Tout Israélien digne de ce nom doit se poser les questions suivantes : son pays commet-il des crimes de guerre à Gaza ? Si c’est le cas, comment les arrêter ? Comment punir les coupables ? Qui peut les punir ? Est-il raisonnable que les crimes ne soient pas poursuivis et que les criminels soient disculpés ?

On peut bien sûr répondre par la négative à la première question – Israël ne commet pas de crimes de guerre à Gaza – ce qui rend le reste des questions superflues.

Mais comment répondre par la négative face aux faits et à la situation à Gaza : environ 35 000 personnes tuées et 10 000 autres disparues, dont environ deux tiers de civils innocents, selon les Forces de défense israéliennes ; parmi les morts, on compte environ 13 000 enfants, près de 400 travailleurs médicaux et plus de 200 journalistes ; 70 % des maisons ont été détruites ou endommagées ; 30 % des enfants souffrent de malnutrition aiguë ; deux personnes sur 10 000 meurent chaque jour de faim et de maladie. (Tous les chiffres proviennent des Nations unies et d’organisations internationales).

Est-il possible que ces chiffres horribles aient été atteints sans que des crimes de guerre aient été commis ? Il y a des guerres dont la cause est juste et les moyens criminels ; la justice de la guerre ne justifie pas ses crimes. Les meurtres et les destructions, la famine et les déplacements de population à cette échelle n’auraient pas pu se produire sans que des crimes de guerre ne soient commis. Des individus en sont responsables et doivent être traduits en justice.

La hasbara israélienne, ou diplomatie publique, n’essaie pas de nier la réalité à Gaza. Elle se contente d’invoquer l’antisémitisme : pourquoi s’en prendre à nous ? Et le Soudan et le Yémen ? La logique ne tient pas : un conducteur arrêté pour excès de vitesse ne s’en sortira pas en arguant qu’il n’est pas le seul. Les crimes et les criminels demeurent. Israël ne poursuivra jamais personne pour ces délits. Il ne l’a jamais fait, ni pour ses guerres ni pour son occupation. Dans les bons jours, il poursuivra un soldat qui a volé la carte de crédit d’un Palestinien.

Mais le sens humain de la justice veut que les criminels soient traduits en justice et empêchés de commettre des crimes à l’avenir.
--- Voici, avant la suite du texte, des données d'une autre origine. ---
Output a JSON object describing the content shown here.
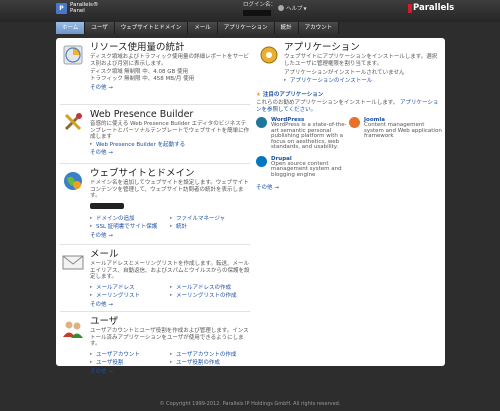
{
  "header": {
    "logo_mark": "P",
    "logo_line1": "Parallels®",
    "logo_line2": "Panel",
    "login_label": "ログイン名：",
    "help_label": "ヘルプ",
    "brand": "Parallels"
  },
  "tabs": [
    {
      "label": "ホーム"
    },
    {
      "label": "ユーザ"
    },
    {
      "label": "ウェブサイトとドメイン"
    },
    {
      "label": "メール"
    },
    {
      "label": "アプリケーション"
    },
    {
      "label": "統計"
    },
    {
      "label": "アカウント"
    }
  ],
  "sections": {
    "resources": {
      "title": "リソース使用量の統計",
      "desc": "ディスク領域およびトラフィック使用量の詳細レポートをサービス別および月別に表示します。",
      "rows": [
        {
          "label": "ディスク領域",
          "value": "無制限 中、4.08 GB 使用"
        },
        {
          "label": "トラフィック",
          "value": "無制限 中、458 MB/月 使用"
        }
      ],
      "more": "その他 →"
    },
    "wpb": {
      "title": "Web Presence Builder",
      "desc": "音感的に使える Web Presence Builder エディタのビジネステンプレートとパーソナルテンプレートでウェブサイトを簡単に作成します",
      "link": "Web Presence Builder を起動する",
      "more": "その他 →"
    },
    "websites": {
      "title": "ウェブサイトとドメイン",
      "desc": "ドメイン名を追加してウェブサイトを設定します。ウェブサイトコンテンツを管理して、ウェブサイト訪問者の統計を表示します。",
      "links": [
        "ドメインの追加",
        "ファイルマネージャ",
        "SSL 証明書でサイト保護",
        "統計"
      ],
      "more": "その他 →"
    },
    "mail": {
      "title": "メール",
      "desc": "メールアドレスとメーリングリストを作成します。転送、メールエイリアス、自動返信、およびスパムとウイルスからの保護を設定します。",
      "links": [
        "メールアドレス",
        "メールアドレスの作成",
        "メーリングリスト",
        "メーリングリストの作成"
      ],
      "more": "その他 →"
    },
    "users": {
      "title": "ユーザ",
      "desc": "ユーザアカウントとユーザ役割を作成および管理します。インストール済みアプリケーションをユーザが使用できるようにします。",
      "links": [
        "ユーザアカウント",
        "ユーザアカウントの作成",
        "ユーザ役割",
        "ユーザ役割の作成"
      ],
      "more": "その他 →"
    },
    "apps": {
      "title": "アプリケーション",
      "desc": "ウェブサイトにアプリケーションをインストールします。選択したユーザに管理権限を割り当てます。",
      "status": "アプリケーションがインストールされていません",
      "install_link": "アプリケーションのインストール"
    },
    "featured": {
      "title": "注目のアプリケーション",
      "desc": "これらのお勧めアプリケーションをインストールします。",
      "all_link": "アプリケーションを参照してください。",
      "apps": [
        {
          "name": "WordPress",
          "desc": "WordPress is a state-of-the-art semantic personal publishing platform with a focus on aesthetics, web standards, and usability.",
          "color": "#21759b",
          "icon": "wordpress-icon"
        },
        {
          "name": "Joomla",
          "desc": "Content management system and Web application framework",
          "color": "#e8722a",
          "icon": "joomla-icon"
        },
        {
          "name": "Drupal",
          "desc": "Open source content management system and blogging engine",
          "color": "#0077c0",
          "icon": "drupal-icon"
        }
      ],
      "more": "その他 →"
    }
  },
  "footer": "© Copyright 1999-2012. Parallels IP Holdings GmbH. All rights reserved."
}
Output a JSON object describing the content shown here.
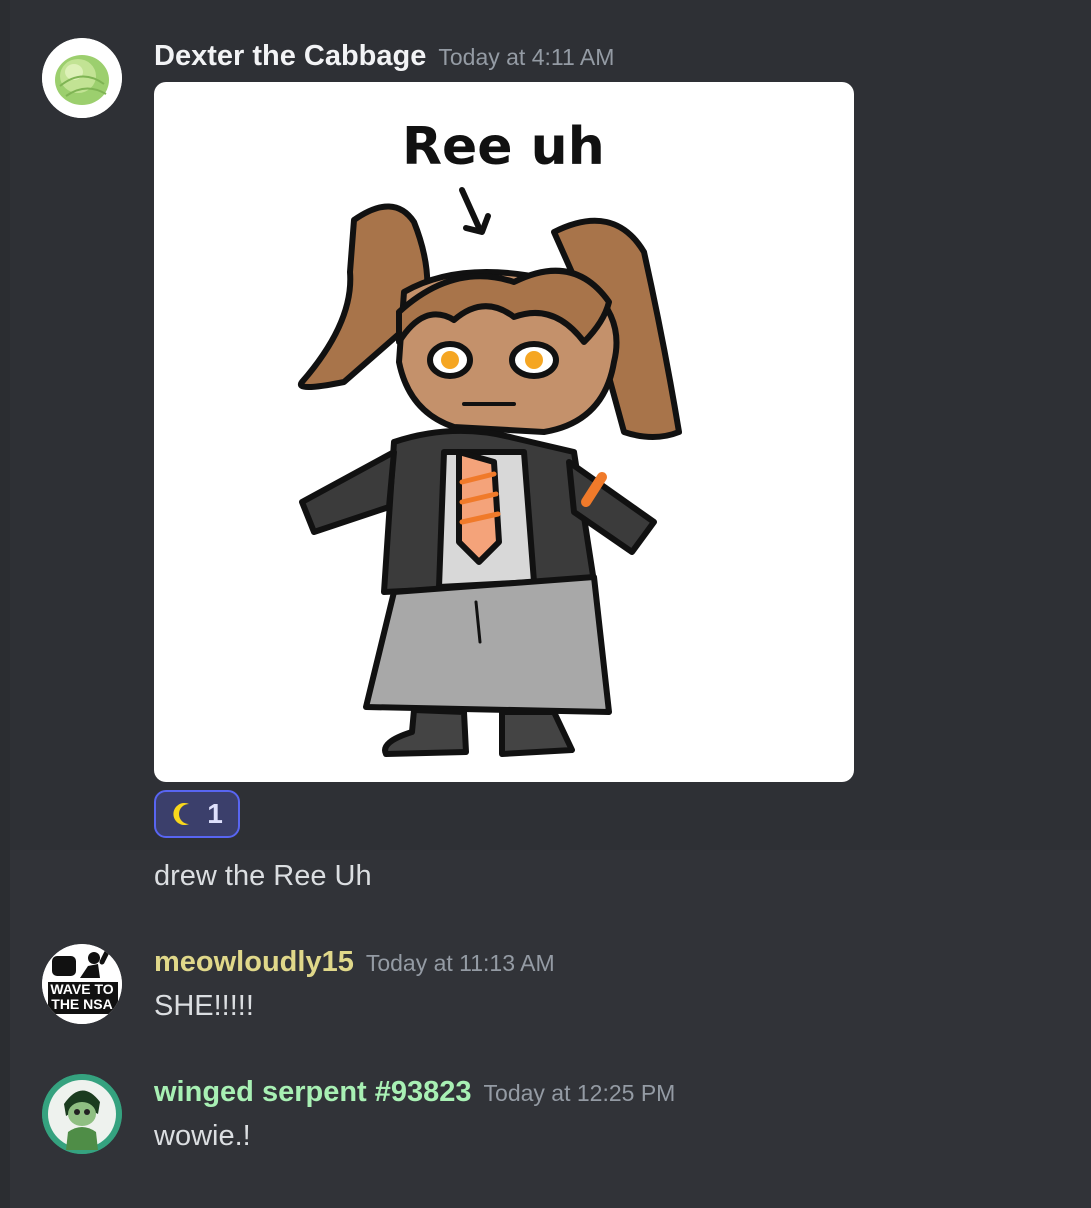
{
  "messages": [
    {
      "author": "Dexter the Cabbage",
      "author_color": "#f2f3f5",
      "timestamp": "Today at 4:11 AM",
      "avatar": "cabbage-avatar",
      "attachment": {
        "type": "image",
        "drawing_label": "Ree uh"
      },
      "reaction": {
        "emoji": "crescent-moon-icon",
        "count": "1"
      },
      "text": "drew the Ree Uh"
    },
    {
      "author": "meowloudly15",
      "author_color": "#e0d88a",
      "timestamp": "Today at 11:13 AM",
      "avatar": "wave-to-the-nsa-avatar",
      "avatar_text": [
        "WAVE TO",
        "THE NSA"
      ],
      "text": "SHE!!!!!"
    },
    {
      "author": "winged serpent #93823",
      "author_color": "#a8f0b4",
      "timestamp": "Today at 12:25 PM",
      "avatar": "green-character-avatar",
      "text": "wowie.!"
    }
  ]
}
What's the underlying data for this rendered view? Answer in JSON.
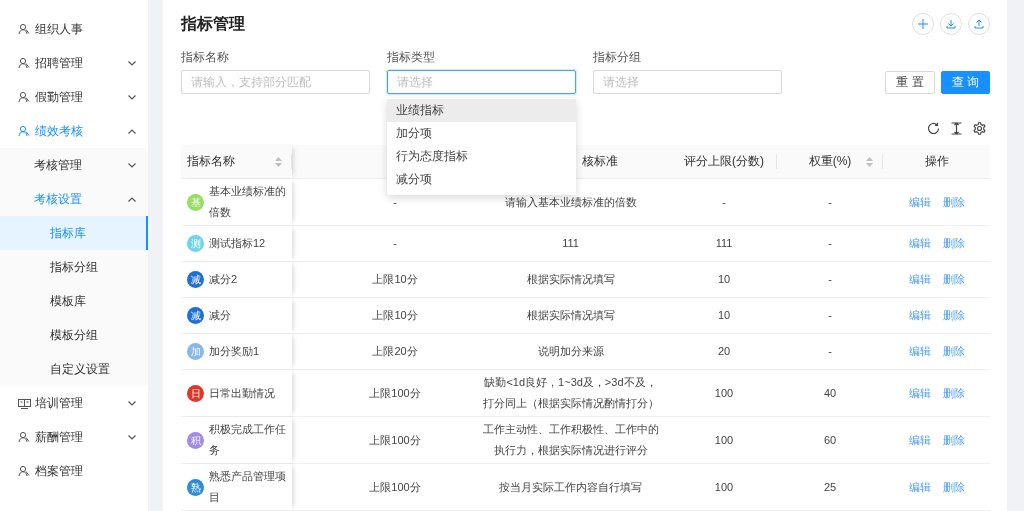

Dans cette logique, nous ne pouvons qu’espérer que la Cour pénale internationale de La Haye fera son travail.

Tous les patriotes israéliens et tous ceux qui se soucient du bien de l’État devraient le souhaiter. Ce n’est qu’ainsi que la norme morale d’Israël, selon laquelle tout lui est permis, changera. Il n’est pas facile d’espérer l’arrestation des chefs de son État et de son armée, et encore plus difficile de l’admettre publiquement, mais y a-t-il un autre moyen de les arrêter ?

Les tueries et les destructions à Gaza ont mis Israël dans l’embarras. C’est la pire catastrophe à laquelle l’État ait jamais été confronté. Quelqu’un l’a conduit là – non, pas l’antisémitisme, mais plutôt ses dirigeants et ses officiers militaires. Sans eux, Israël ne serait pas passé si rapidement, après le 7 octobre, du statut de pays chéri et inspirant la compassion à celui d’État paria.

Quelqu’un doit être jugé pour cela. Tout comme de nombreux Israéliens souhaitent que Benjamin Netanyahou soit puni pour la corruption dont il est accusé, ils devraient souhaiter que lui et les auteurs qui lui sont subordonnés soient punis pour des crimes bien plus graves, les crimes de Gaza.

Ils ne peuvent rester impunis. Il n’est pas non plus possible de blâmer uniquement le Hamas, même s’il a une part de responsabilité dans les crimes. C’est nous qui avons tué, affamé, déplacé et détruit à une telle échelle. Quelqu’un doit être traduit en justice pour cela. Netanyahou est le chef, bien sûr. L’image de lui emprisonné à La Haye avec le ministre de la défense et le chef d’état-major de Tsahal est un cauchemar pour tout Israélien. Et pourtant, elle est probablement justifiée.

Elle est cependant très improbable. Les pressions exercées sur la Cour par Israël et les USA sont énormes (et erronées). Mais les tactiques de peur peuvent être importantes. Si les fonctionnaires s’abstiennent réellement de voyager à l’étranger au cours des prochaines années, s’ils vivent réellement dans la crainte de ce qui pourrait arriver, nous pouvons être sûrs que, lors de la prochaine guerre, ils réfléchiront à deux fois avant d’envoyer l’armée dans des campagnes de mort et de destruction aux proportions aussi insensées. Nous pouvons au moins trouver un peu de réconfort là-dedans.